In 1 Kings 18, Baal worshipping Jezebel, the king of Israel’s wife, has killed almost every prophet who speaks for God. Elijah, God’s prophet, still remains and one day invites all of Israel and the 450 prophets of Baal to gather around him. Elijah says to them, “How long will you go limping between two different opinions? If the Lord is God, follow him; but if Baal, then follow him.” (v. 21) Elijah proposed a bull be placed on Baal’s alter and one on the Lord’s altar. “And you call upon the name of your god, and I will call upon the name of the Lord, and the God who answers by fire, he is God.” (v. 24) After half the day had past, Baal had done nothing, to which Elijah mocked, “Cry aloud, for he is a god. Either he is musing, or he is relieving himself, or he is on a journey, or perhaps he is asleep and must be awakened.” (v. 27)
Starting in verse 30, Elijah makes an altar of 12 stones, one for each tribe of Israel, and places a bull upon it.
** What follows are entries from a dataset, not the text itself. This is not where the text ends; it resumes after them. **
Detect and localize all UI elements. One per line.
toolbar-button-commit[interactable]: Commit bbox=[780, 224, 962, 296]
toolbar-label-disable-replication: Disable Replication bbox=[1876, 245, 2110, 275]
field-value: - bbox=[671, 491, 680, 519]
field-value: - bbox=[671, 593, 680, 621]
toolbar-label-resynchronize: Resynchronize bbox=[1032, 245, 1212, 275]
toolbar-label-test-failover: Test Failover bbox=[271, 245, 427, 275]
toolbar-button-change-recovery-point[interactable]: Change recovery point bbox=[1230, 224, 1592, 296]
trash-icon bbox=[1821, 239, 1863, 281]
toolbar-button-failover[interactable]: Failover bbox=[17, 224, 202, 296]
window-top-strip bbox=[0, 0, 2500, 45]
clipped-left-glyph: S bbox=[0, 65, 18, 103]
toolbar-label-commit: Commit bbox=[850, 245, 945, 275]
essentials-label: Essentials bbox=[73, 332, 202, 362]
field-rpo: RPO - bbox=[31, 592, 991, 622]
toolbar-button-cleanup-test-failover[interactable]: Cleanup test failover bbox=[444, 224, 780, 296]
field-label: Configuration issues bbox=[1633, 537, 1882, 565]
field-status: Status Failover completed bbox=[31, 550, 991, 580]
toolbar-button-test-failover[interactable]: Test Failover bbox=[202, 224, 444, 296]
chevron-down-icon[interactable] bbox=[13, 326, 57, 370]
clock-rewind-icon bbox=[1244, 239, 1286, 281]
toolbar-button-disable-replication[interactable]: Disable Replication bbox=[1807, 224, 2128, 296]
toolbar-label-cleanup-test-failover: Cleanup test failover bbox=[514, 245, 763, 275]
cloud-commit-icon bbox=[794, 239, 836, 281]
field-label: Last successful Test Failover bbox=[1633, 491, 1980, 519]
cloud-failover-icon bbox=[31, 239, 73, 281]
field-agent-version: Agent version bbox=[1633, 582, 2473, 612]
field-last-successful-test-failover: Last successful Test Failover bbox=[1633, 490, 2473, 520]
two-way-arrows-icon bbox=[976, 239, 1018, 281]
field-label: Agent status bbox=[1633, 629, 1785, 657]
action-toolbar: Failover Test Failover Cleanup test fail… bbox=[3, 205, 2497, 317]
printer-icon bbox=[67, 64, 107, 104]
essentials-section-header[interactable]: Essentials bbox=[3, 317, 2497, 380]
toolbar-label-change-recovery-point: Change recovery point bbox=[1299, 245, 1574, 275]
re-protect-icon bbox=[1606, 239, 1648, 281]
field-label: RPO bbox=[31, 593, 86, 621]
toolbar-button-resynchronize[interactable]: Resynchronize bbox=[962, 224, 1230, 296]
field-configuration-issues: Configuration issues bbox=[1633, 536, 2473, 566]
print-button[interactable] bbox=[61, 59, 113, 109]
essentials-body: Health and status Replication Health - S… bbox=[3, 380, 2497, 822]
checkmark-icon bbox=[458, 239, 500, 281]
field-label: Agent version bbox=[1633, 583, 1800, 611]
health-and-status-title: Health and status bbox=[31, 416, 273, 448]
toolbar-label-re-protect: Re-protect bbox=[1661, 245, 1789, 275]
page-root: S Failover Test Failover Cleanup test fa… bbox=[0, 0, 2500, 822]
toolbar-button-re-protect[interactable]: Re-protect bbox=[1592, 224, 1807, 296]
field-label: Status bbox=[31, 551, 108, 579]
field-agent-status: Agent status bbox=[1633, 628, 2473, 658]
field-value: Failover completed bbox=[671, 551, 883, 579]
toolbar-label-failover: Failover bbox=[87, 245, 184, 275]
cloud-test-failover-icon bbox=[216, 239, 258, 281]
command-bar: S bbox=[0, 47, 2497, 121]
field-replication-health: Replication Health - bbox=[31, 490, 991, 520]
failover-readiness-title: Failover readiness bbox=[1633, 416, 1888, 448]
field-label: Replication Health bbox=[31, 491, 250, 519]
He prepares the offering in the customary manner, by laying down the wood and cutting the bull in pieces, but here’s where things get interesting. He digs a trench around the altar and instructs that water be poured on the altar, about 12 jars worth. If Elijah is trying to prove a point, and get a fire started for the Lord, why deliberately soak the wood and make the job harder for God? Have you ever tried to start a fire with wet wood? Elijah then prays, “Answer me, O Lord, answer me, that this people may know that you, O Lord, are God, and that you have turned their hearts back.” (v. 37)
“Then the fire of the Lord fell and consumed the burnt offering and the wood and the stones and the dust and licked up the water that was in the trench. And when all the people saw it, they fell on their faces and said, ‘The Lord, he is God; the Lord, he is God.’ ” (v. 39) Do we sometimes live as if God can’t work with wet wood? Do we shy away from seeking God, believing conditions are less than favorable for Him? Elijah made conditions as bad as possible, just so God could show His might! Today, let’s resolve to be like Elijah and ask God for bigger and bolder things, regardless the conditions.